Mr. Olekas said his grandmother, Adela Maciulaedas, was born in Scranton in 1904 after her parents had moved to the United States among the immigrants.
On Sunday, he visited what was once his grandmother's home on Theodore Street in North Scranton. She lived there before her family moved back to Lithuania when she was 10 years old.
Ms. Maciulaedas went through some hard times when she returned to her family's homeland.
In 1922, her family was deported to Siberia, where Mr. Olekas was born, during Lithuania's struggle for independence from the Soviet Union.
"It was very difficult conditions — cold, a lot of hunger; there was a lack of food," Mr. Olekas said. "A lot of people died during that time."
In 1940, the Soviet Union invaded and occupied Lithuania and the other Baltic states. Lithuania re-established independence in 1990 when the Soviet Union fell apart.
Mr. Olekas' family returned to Lithuania when he was 10 years old.
Now 58, Mr. Olekas visited a site in Scranton honoring a hero in the independence fights for both his grandmother's homes.
City, county, state and federal representatives welcomed Mr. Olekas in a ceremony in North Scranton at the Kosciuska (the Lithuanian spelling) Healing Garden, named after Gen. Tadeusz Kosciuszko.

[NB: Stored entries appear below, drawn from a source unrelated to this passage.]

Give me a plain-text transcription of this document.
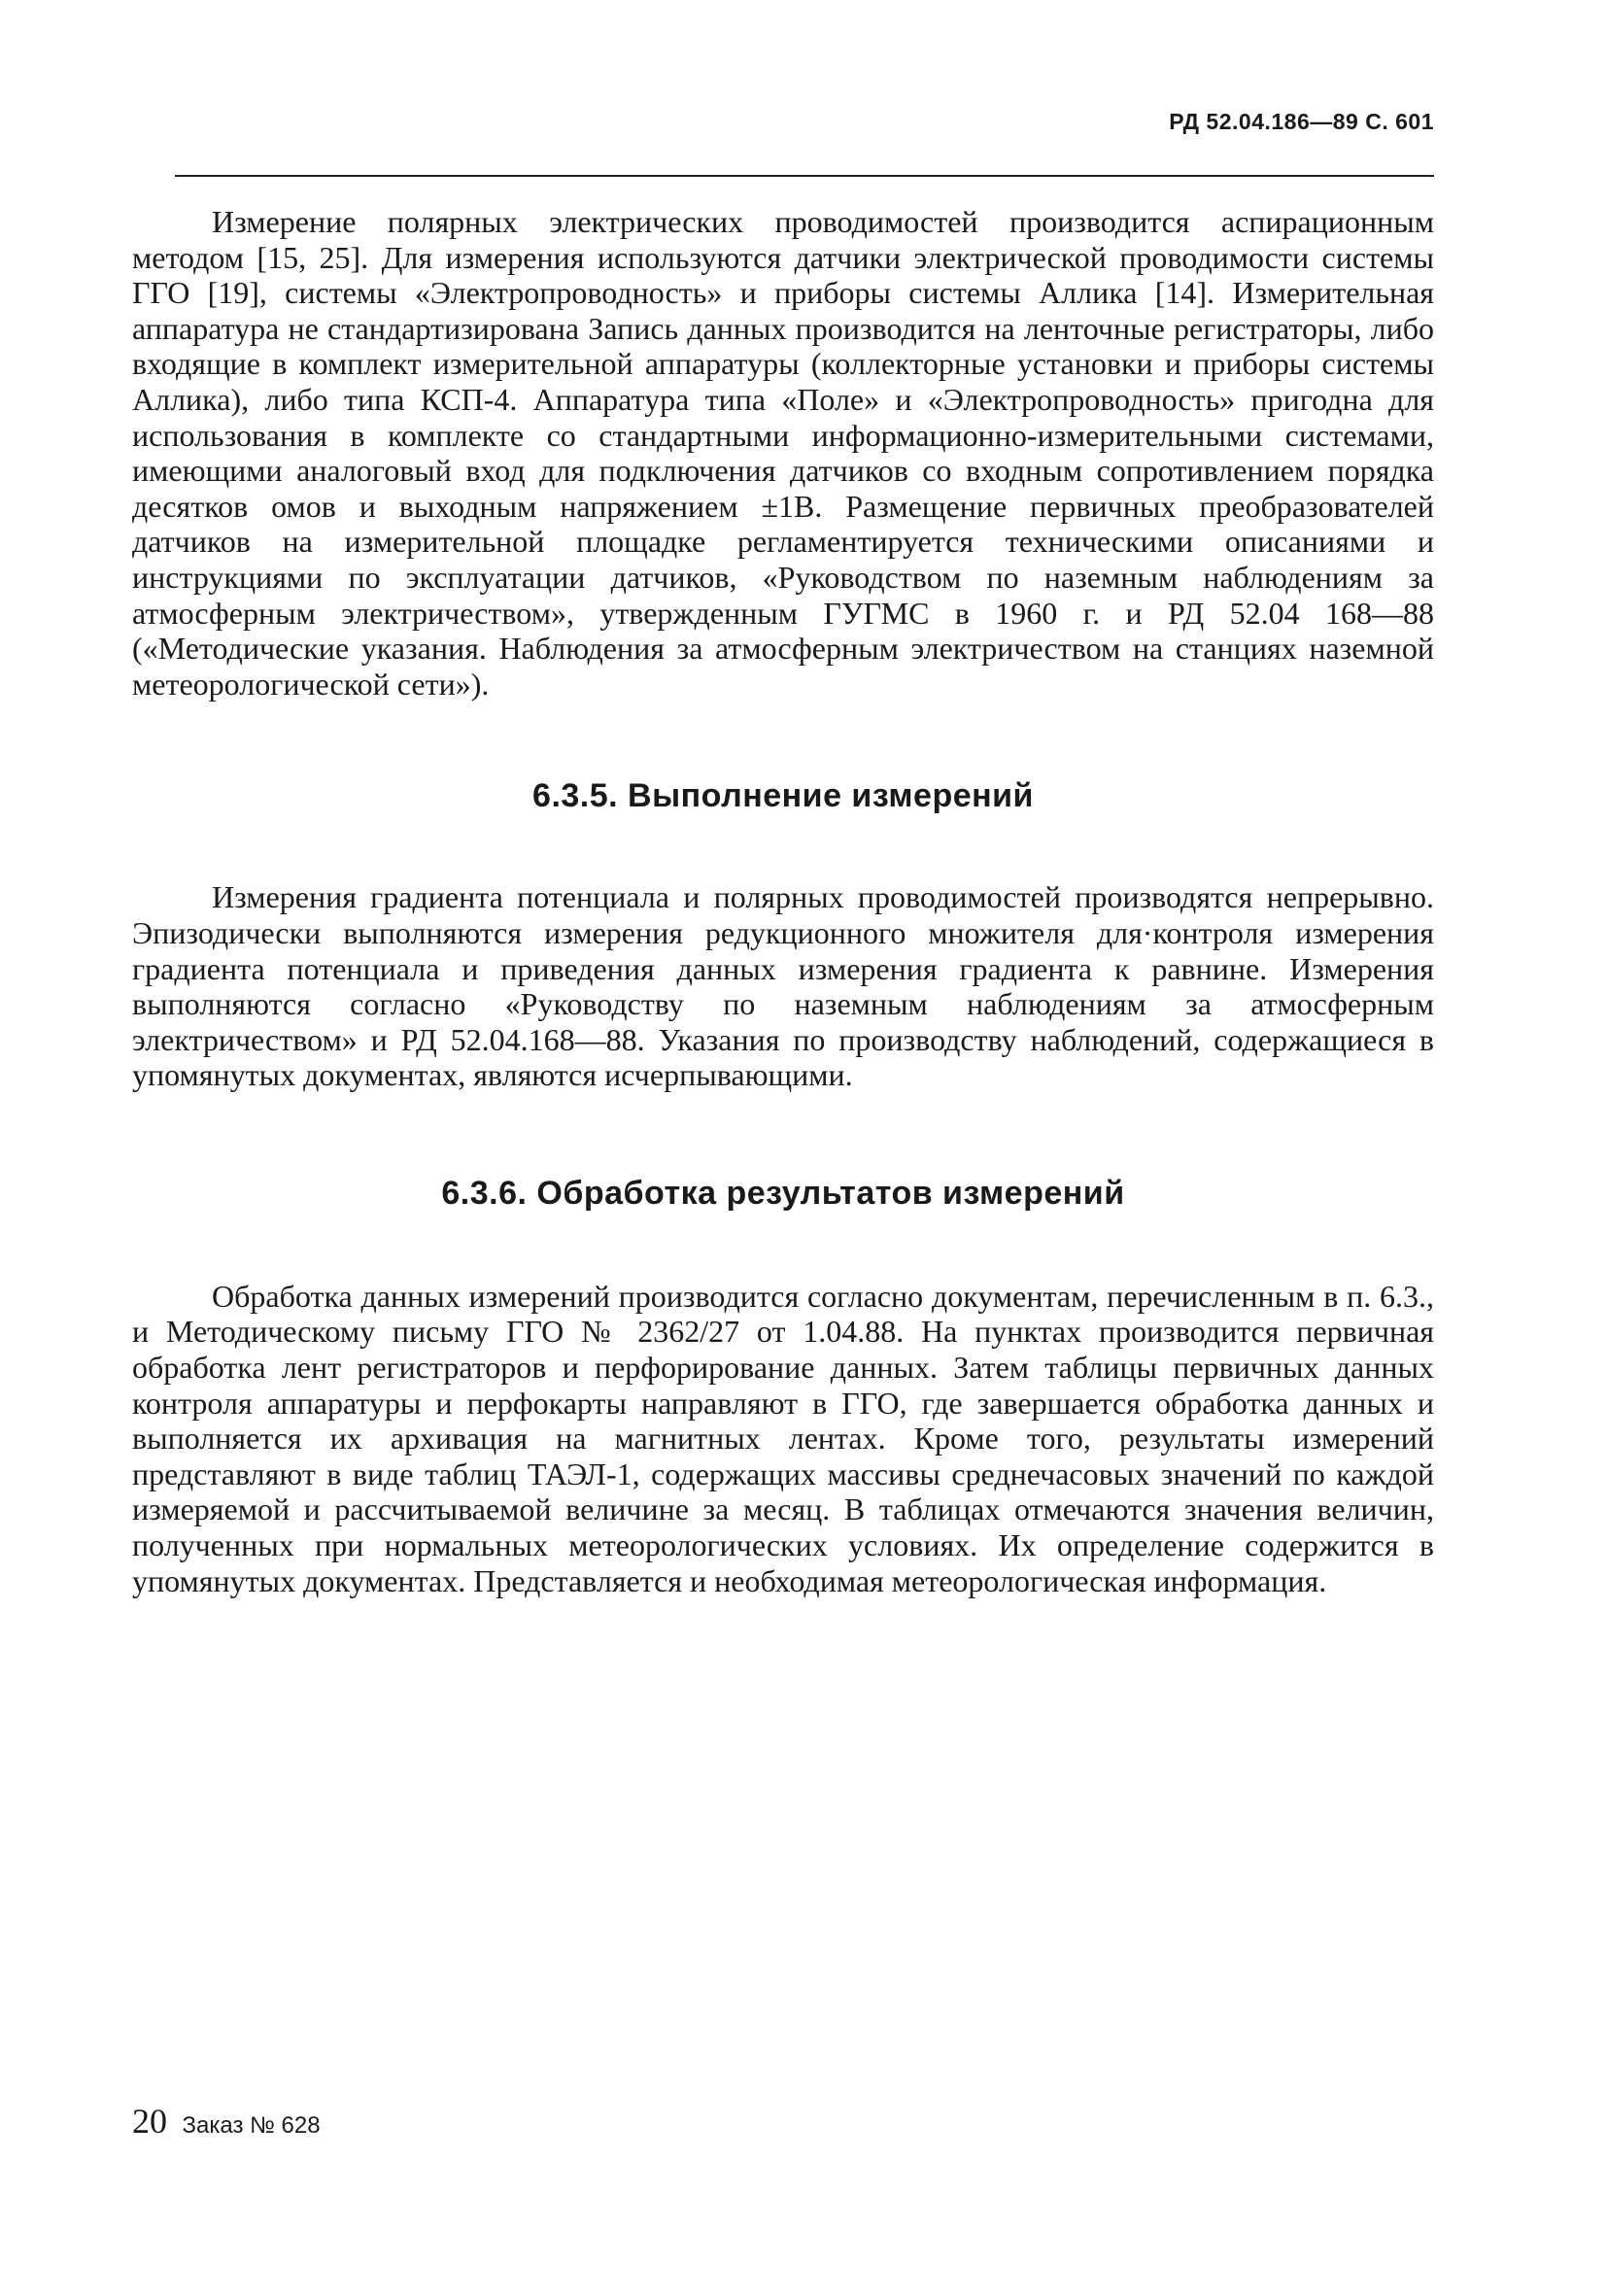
РД 52.04.186—89 С. 601

Измерение полярных электрических проводимостей производится аспирационным методом [15, 25]. Для измерения используются датчики электрической проводимости системы ГГО [19], системы «Электропроводность» и приборы системы Аллика [14]. Измерительная аппаратура не стандартизирована Запись данных производится на ленточные регистраторы, либо входящие в комплект измерительной аппаратуры (коллекторные установки и приборы системы Аллика), либо типа КСП-4. Аппаратура типа «Поле» и «Электропроводность» пригодна для использования в комплекте со стандартными информационно-измерительными системами, имеющими аналоговый вход для подключения датчиков со входным сопротивлением порядка десятков омов и выходным напряжением ±1В. Размещение первичных преобразователей датчиков на измерительной площадке регламентируется техническими описаниями и инструкциями по эксплуатации датчиков, «Руководством по наземным наблюдениям за атмосферным электричеством», утвержденным ГУГМС в 1960 г. и РД 52.04 168—88 («Методические указания. Наблюдения за атмосферным электричеством на станциях наземной метеорологической сети»).

6.3.5. Выполнение измерений

Измерения градиента потенциала и полярных проводимостей производятся непрерывно. Эпизодически выполняются измерения редукционного множителя для·контроля измерения градиента потенциала и приведения данных измерения градиента к равнине. Измерения выполняются согласно «Руководству по наземным наблюдениям за атмосферным электричеством» и РД 52.04.168—88. Указания по производству наблюдений, содержащиеся в упомянутых документах, являются исчерпывающими.

6.3.6. Обработка результатов измерений

Обработка данных измерений производится согласно документам, перечисленным в п. 6.3., и Методическому письму ГГО № 2362/27 от 1.04.88. На пунктах производится первичная обработка лент регистраторов и перфорирование данных. Затем таблицы первичных данных контроля аппаратуры и перфокарты направляют в ГГО, где завершается обработка данных и выполняется их архивация на магнитных лентах. Кроме того, результаты измерений представляют в виде таблиц ТАЭЛ-1, содержащих массивы среднечасовых значений по каждой измеряемой и рассчитываемой величине за месяц. В таблицах отмечаются значения величин, полученных при нормальных метеорологических условиях. Их определение содержится в упомянутых документах. Представляется и необходимая метеорологическая информация.

20 Заказ № 628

Kosciuszko had a key role in the helping American Revolutionaries win the Battle of Saratoga, which historians regard as a turning point in the war.

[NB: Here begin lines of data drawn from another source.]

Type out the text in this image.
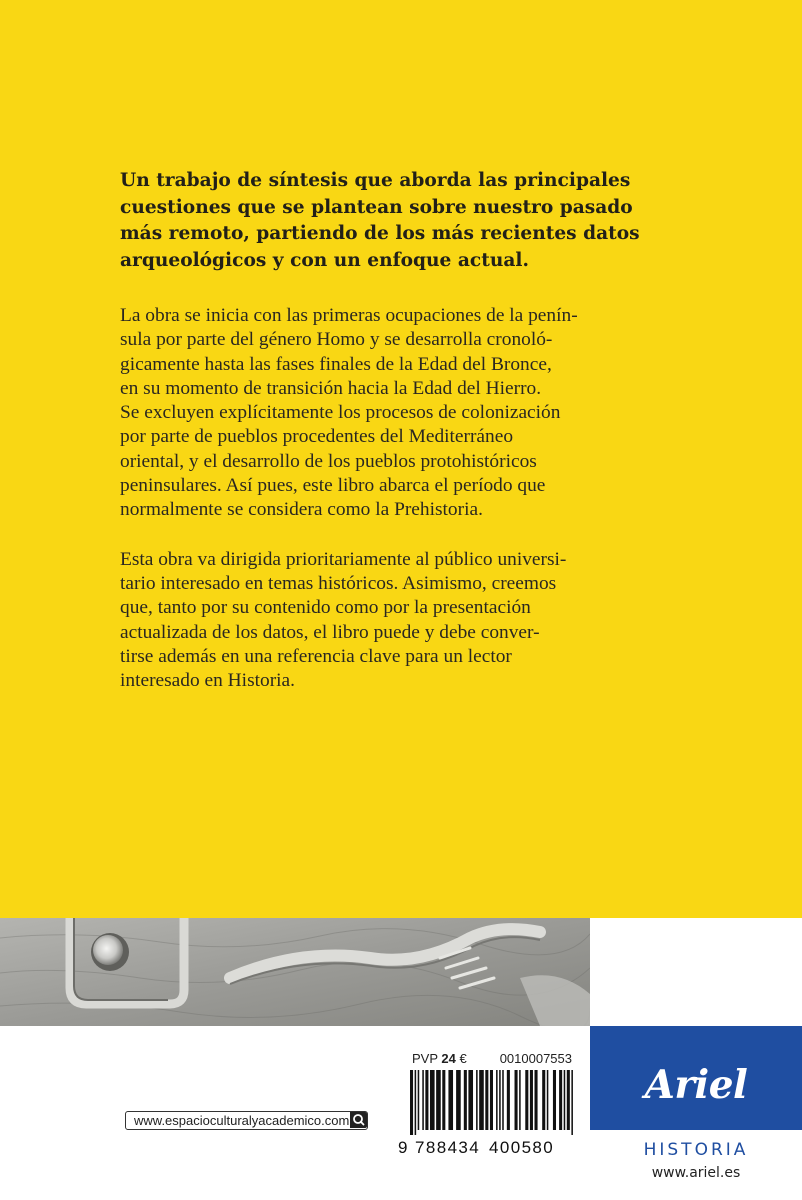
Un trabajo de síntesis que aborda las principales
cuestiones que se plantean sobre nuestro pasado
más remoto, partiendo de los más recientes datos
arqueológicos y con un enfoque actual.
La obra se inicia con las primeras ocupaciones de la penín-
sula por parte del género Homo y se desarrolla cronoló-
gicamente hasta las fases finales de la Edad del Bronce,
en su momento de transición hacia la Edad del Hierro.
Se excluyen explícitamente los procesos de colonización
por parte de pueblos procedentes del Mediterráneo
oriental, y el desarrollo de los pueblos protohistóricos
peninsulares. Así pues, este libro abarca el período que
normalmente se considera como la Prehistoria.
Esta obra va dirigida prioritariamente al público universi-
tario interesado en temas históricos. Asimismo, creemos
que, tanto por su contenido como por la presentación
actualizada de los datos, el libro puede y debe conver-
tirse además en una referencia clave para un lector
interesado en Historia.
Ariel
HISTORIA
www.ariel.es
PVP 24 €	0010007553
9 788434 400580
www.espacioculturalyacademico.com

He later returned to help lead a Polish and Lithuanian insurrection that was ultimately unsuccessful against czarist Russia.
Carol Gargan, Ed.D., also spoke of Kosciuszko's fortifications at West Point, where he left behind gardens.
She said the recently dedicated North Scranton garden flowers that had once been at Lithuanian families' homes.
"The flowers I first planted here, the one rose was in my mother's garden, so when they put the new levy in, the Army Corps of Engineers ... took all those flowers and gardens away," she said. "But some of the flowers from the gardens are still here. The Lithuanian spirit is in this garden."
Mr. Olekas was returning to Washington, D.C., on Sunday night but said he hopes to return to Scranton with his wife and children someday.